L’éloge qu’en a fait sir A.-B. Routhier dans la préface mérite aussi d’être cité :

« Le récit que Lady Jetté nous fait de la vie de la Mère d’Youville est aussi complet qu’il peut être. Il est suffisamment documenté, bien ordonné, et scrupuleusement fidèle. J’ajoute que l’ouvrage possède de remarquables qualités littéraires. Le style est sans recherche, mais il ne manque pas d’élégance et d’élévation. La phrase est sobre, correcte et d’une clarté irréprochable.

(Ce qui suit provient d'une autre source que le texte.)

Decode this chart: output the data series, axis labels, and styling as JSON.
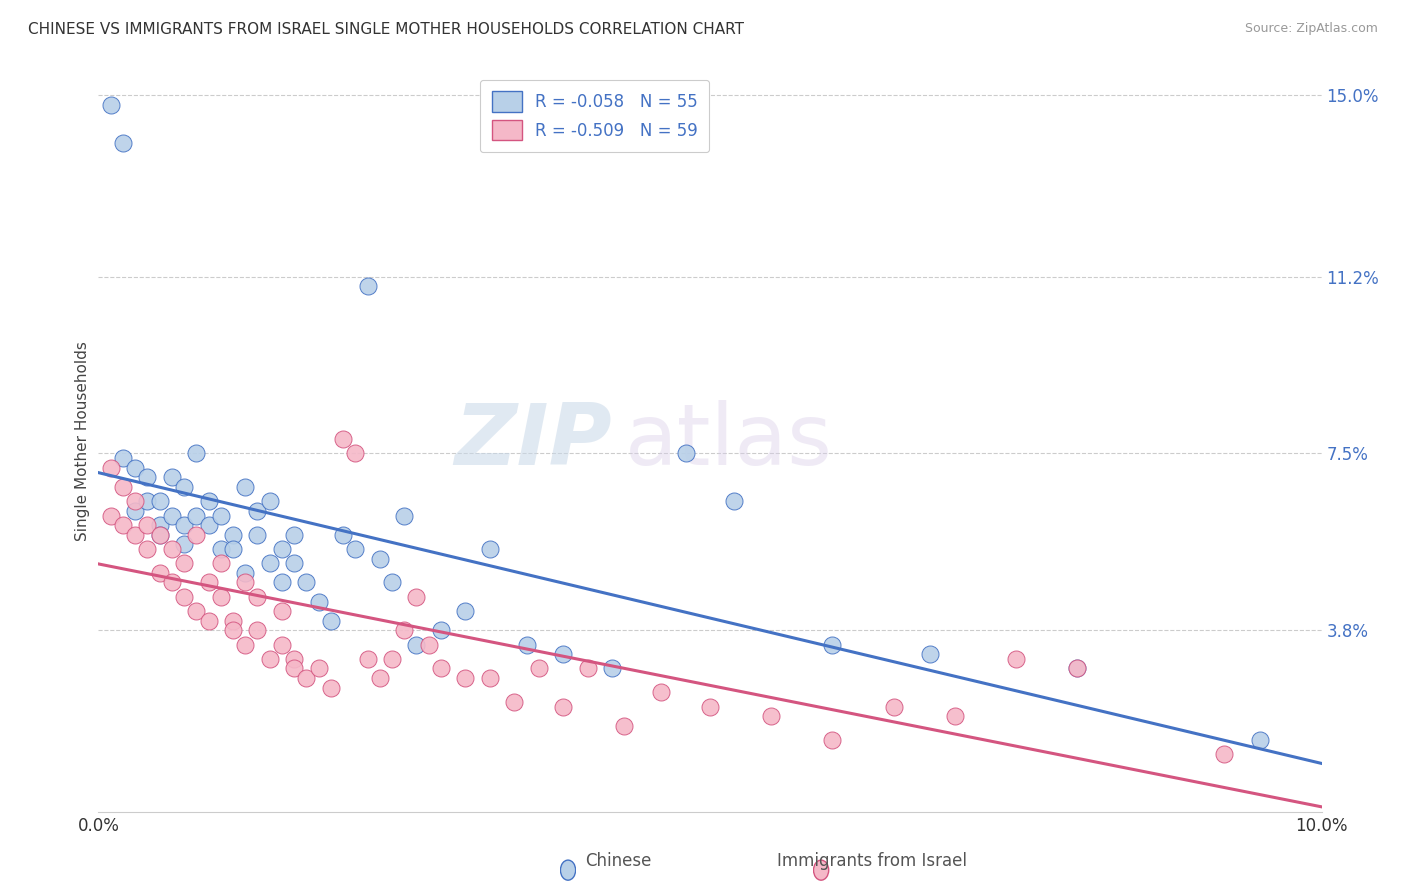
{
  "title": "CHINESE VS IMMIGRANTS FROM ISRAEL SINGLE MOTHER HOUSEHOLDS CORRELATION CHART",
  "source": "Source: ZipAtlas.com",
  "ylabel": "Single Mother Households",
  "xlabel_chinese": "Chinese",
  "xlabel_israel": "Immigrants from Israel",
  "xlim": [
    0.0,
    0.1
  ],
  "ylim": [
    0.0,
    0.155
  ],
  "yticks": [
    0.038,
    0.075,
    0.112,
    0.15
  ],
  "ytick_labels": [
    "3.8%",
    "7.5%",
    "11.2%",
    "15.0%"
  ],
  "xticks": [
    0.0,
    0.02,
    0.04,
    0.06,
    0.08,
    0.1
  ],
  "xtick_labels": [
    "0.0%",
    "",
    "",
    "",
    "",
    "10.0%"
  ],
  "chinese_R": -0.058,
  "chinese_N": 55,
  "israel_R": -0.509,
  "israel_N": 59,
  "chinese_color": "#b8d0e8",
  "israel_color": "#f5b8c8",
  "chinese_line_color": "#4472c4",
  "israel_line_color": "#d45580",
  "watermark_zip": "ZIP",
  "watermark_atlas": "atlas",
  "title_fontsize": 11,
  "chinese_x": [
    0.001,
    0.002,
    0.002,
    0.003,
    0.003,
    0.004,
    0.004,
    0.005,
    0.005,
    0.005,
    0.006,
    0.006,
    0.007,
    0.007,
    0.007,
    0.008,
    0.008,
    0.009,
    0.009,
    0.01,
    0.01,
    0.011,
    0.011,
    0.012,
    0.012,
    0.013,
    0.013,
    0.014,
    0.014,
    0.015,
    0.015,
    0.016,
    0.016,
    0.017,
    0.018,
    0.019,
    0.02,
    0.021,
    0.022,
    0.023,
    0.024,
    0.025,
    0.026,
    0.028,
    0.03,
    0.032,
    0.035,
    0.038,
    0.042,
    0.048,
    0.052,
    0.06,
    0.068,
    0.08,
    0.095
  ],
  "chinese_y": [
    0.148,
    0.14,
    0.074,
    0.072,
    0.063,
    0.07,
    0.065,
    0.065,
    0.06,
    0.058,
    0.07,
    0.062,
    0.068,
    0.06,
    0.056,
    0.075,
    0.062,
    0.065,
    0.06,
    0.062,
    0.055,
    0.058,
    0.055,
    0.068,
    0.05,
    0.063,
    0.058,
    0.052,
    0.065,
    0.055,
    0.048,
    0.058,
    0.052,
    0.048,
    0.044,
    0.04,
    0.058,
    0.055,
    0.11,
    0.053,
    0.048,
    0.062,
    0.035,
    0.038,
    0.042,
    0.055,
    0.035,
    0.033,
    0.03,
    0.075,
    0.065,
    0.035,
    0.033,
    0.03,
    0.015
  ],
  "israel_x": [
    0.001,
    0.001,
    0.002,
    0.002,
    0.003,
    0.003,
    0.004,
    0.004,
    0.005,
    0.005,
    0.006,
    0.006,
    0.007,
    0.007,
    0.008,
    0.008,
    0.009,
    0.009,
    0.01,
    0.01,
    0.011,
    0.011,
    0.012,
    0.012,
    0.013,
    0.013,
    0.014,
    0.015,
    0.015,
    0.016,
    0.016,
    0.017,
    0.018,
    0.019,
    0.02,
    0.021,
    0.022,
    0.023,
    0.024,
    0.025,
    0.026,
    0.027,
    0.028,
    0.03,
    0.032,
    0.034,
    0.036,
    0.038,
    0.04,
    0.043,
    0.046,
    0.05,
    0.055,
    0.06,
    0.065,
    0.07,
    0.075,
    0.08,
    0.092
  ],
  "israel_y": [
    0.072,
    0.062,
    0.068,
    0.06,
    0.065,
    0.058,
    0.06,
    0.055,
    0.058,
    0.05,
    0.055,
    0.048,
    0.052,
    0.045,
    0.058,
    0.042,
    0.048,
    0.04,
    0.052,
    0.045,
    0.04,
    0.038,
    0.048,
    0.035,
    0.045,
    0.038,
    0.032,
    0.042,
    0.035,
    0.032,
    0.03,
    0.028,
    0.03,
    0.026,
    0.078,
    0.075,
    0.032,
    0.028,
    0.032,
    0.038,
    0.045,
    0.035,
    0.03,
    0.028,
    0.028,
    0.023,
    0.03,
    0.022,
    0.03,
    0.018,
    0.025,
    0.022,
    0.02,
    0.015,
    0.022,
    0.02,
    0.032,
    0.03,
    0.012
  ]
}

« Les faits sont bien groupés, développés avec méthode et exposés avec la précision qui convient. Pas de rhétorique et surtout pas de déclamation. La narration est simple, sans broderie, parsemée de réflexions justes et d’observations profondes, qui ont pour objet d’instruire, d’édifier et de montrer l’action de la Providence dans la trame des événements.

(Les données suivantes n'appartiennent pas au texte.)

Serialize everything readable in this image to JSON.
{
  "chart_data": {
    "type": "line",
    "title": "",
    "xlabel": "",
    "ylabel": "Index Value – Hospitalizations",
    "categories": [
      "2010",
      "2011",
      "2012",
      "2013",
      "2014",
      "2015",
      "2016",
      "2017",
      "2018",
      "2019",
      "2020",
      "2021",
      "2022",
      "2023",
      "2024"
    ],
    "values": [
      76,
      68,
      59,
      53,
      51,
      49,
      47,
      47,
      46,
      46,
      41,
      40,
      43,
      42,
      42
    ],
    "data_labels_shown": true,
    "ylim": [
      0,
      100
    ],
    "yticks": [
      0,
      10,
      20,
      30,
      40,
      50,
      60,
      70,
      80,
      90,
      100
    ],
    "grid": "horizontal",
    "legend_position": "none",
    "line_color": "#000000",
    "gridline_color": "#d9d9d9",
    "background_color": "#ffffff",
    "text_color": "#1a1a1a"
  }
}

« La physionomie des personnages et de l’époque est bien dessinée, et les lieux où s’accomplissent les événements sont convenablement décrits. Mais la principale figure du tableau y est toujours en relief, et mise en pleine lumière. Le peintre l’aime et l’admire, et il nous la fait admirer et aimer. »

Madame Jetté a fait suivre la biographie de la Mère d’Youville de l’historique de son institut depuis sa mort, et elle nous en trace le développement prodigieux. Cet historique est aussi des plus intéressants, et nous démontre la merveilleuse fécondité de l’Institut des Sœurs de la Charité, qui à son origine fut si modeste comme toutes les grandes œuvres.

Ainsi donc Madame Jetté, en écrivant ces pages, a associé son nom à ses illustres devancières qui ont successivement écrit l’histoire de nos maisons d’éducation et de charité les plus importantes et à qui la religion et la patrie doivent la plus vive reconnaissance pour avoir mis en pleine lumière les éminentes qualités de dévouement et de charité de notre race dans la personne des fondatrices de ces institutions et de leurs co-servantes de Dieu, et pour nous avoir fait connaître les services inappréciables que ces institutions ont rendu à notre province et à notre pays.




  1. Épouse de sir L.-A. Jetté, ancien lieutenant-gouverneur de la province de Québec, et sœur de l’honorable Laflamme, ancien ministre du Canada.